Ketika Anda membuat perjanjian sewa dengan pemilik Anda, Anda diberikan kepemilikan yang sah atas unit sewa selama masa sewa. Pemilik masih dapat memasuki sewa untuk alasan tertentu, tetapi ia dibatasi karena hak Anda atas privasi dan kenikmatan rumah yang tenang. Jika Anda berselisih dengan pemilik rumah, dia mungkin mencoba melecehkan Anda untuk meninggalkan apartemen tanpa melalui proses penggusuran dengan menghapus properti pribadi dari rumah atau properti Anda.

Aspek Hukum

Penyewa memiliki kepemilikan yang sah atas properti berdasarkan perjanjian sewa, sedangkan pemilik tanah memiliki hak masuk yang terbatas.

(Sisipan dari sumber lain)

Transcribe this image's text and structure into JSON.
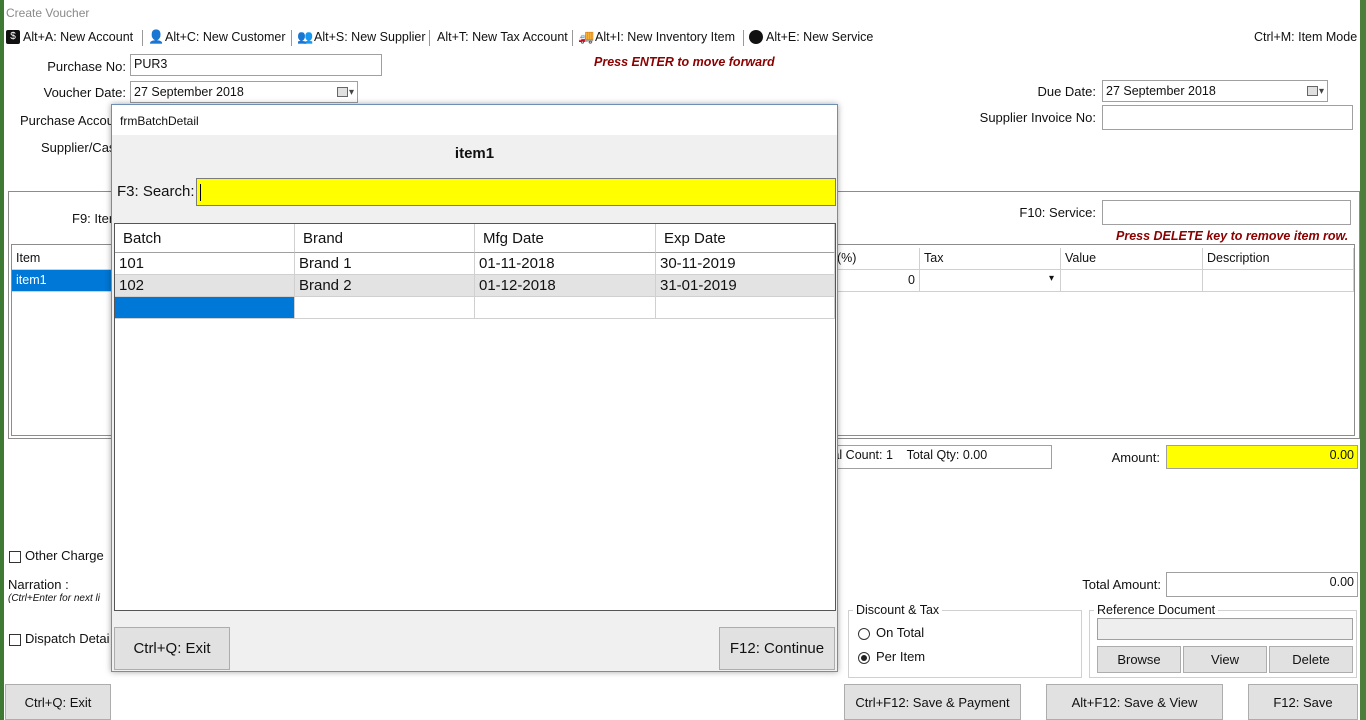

Satu-satunya alasan bahwa pemilik dapat memasuki properti penyewa berkaitan dengan keadaan tertentu seperti perbaikan dan inspeksi. Pemilik tidak memiliki hak hukum untuk properti di rumah penyewa tanpa izin dari penyewa.

Pertimbangan

Pemilik mungkin mencoba tindakan yang disebut penggusuran swadaya. Penggusuran swadaya terjadi ketika pemilik rumah mencoba memaksa penyewa keluar dari rumah tanpa melalui gugatan penggusuran. Tanpa penilaian dari kasus penggusuran pemilik tidak memiliki dasar hukum untuk memiliki tempat tinggal atau properti Anda, kecuali properti itu ditinggalkan dengan alasan yang sama.

Jalan lain

Pemilik mungkin mengira unit sewaan itu ditinggalkan jika penyewa tidak memberi tahu dia bahwa dia akan pergi untuk waktu yang lama. Miskomunikasi dapat diselesaikan dengan percakapan sederhana, karena sebagian besar undang-undang pemilik dan penyewa negara bagian mengharuskan pemilik untuk menyimpan properti penyewa untuk jangka waktu tertentu sebelum menyatakannya ditinggalkan. Jika tuan tanah dengan jahat menghapus properti penyewa, penyewa dapat menuntut untuk menerima properti kembali atau untuk kerusakan.

Obat

Selain menuntut properti atau kerusakan moneter yang setara dengan nilai properti, penyewa dapat menghubungi otoritas perumahan setempat atau departemen kepolisian untuk melaporkan tindakan pemilik. Jika tuan tanah terus-menerus melecehkan penyewa, memindahkan properti atau memasuki unit persewaan tanpa pemberitahuan yang semestinya, penyewa dapat menuntut penggusuran konstruktif. Penggusuran konstruktif terjadi ketika pemilik atau agennya membuat penyewa tidak mungkin menikmati rumahnya dengan damai. Kasus penggusuran konstruktif umumnya memulihkan biaya yang terkait dengan penyewa mencari rumah lain.

Kesalahpahaman

Tuan tanah tidak memiliki akses hukum penuh ke rumah sementara penyewa tinggal di sana. Pemilik rumah dilarang mengambil milik pribadi apa pun sampai setelah penyewa diusir dari rumah. Penyewa memiliki jangka waktu yang ditentukan untuk mengumpulkan properti yang disimpan setelah penggusuran sebelum pemilik dapat mendapatkan kembali sewa yang hilang dengan menjual barang-barang tersebut.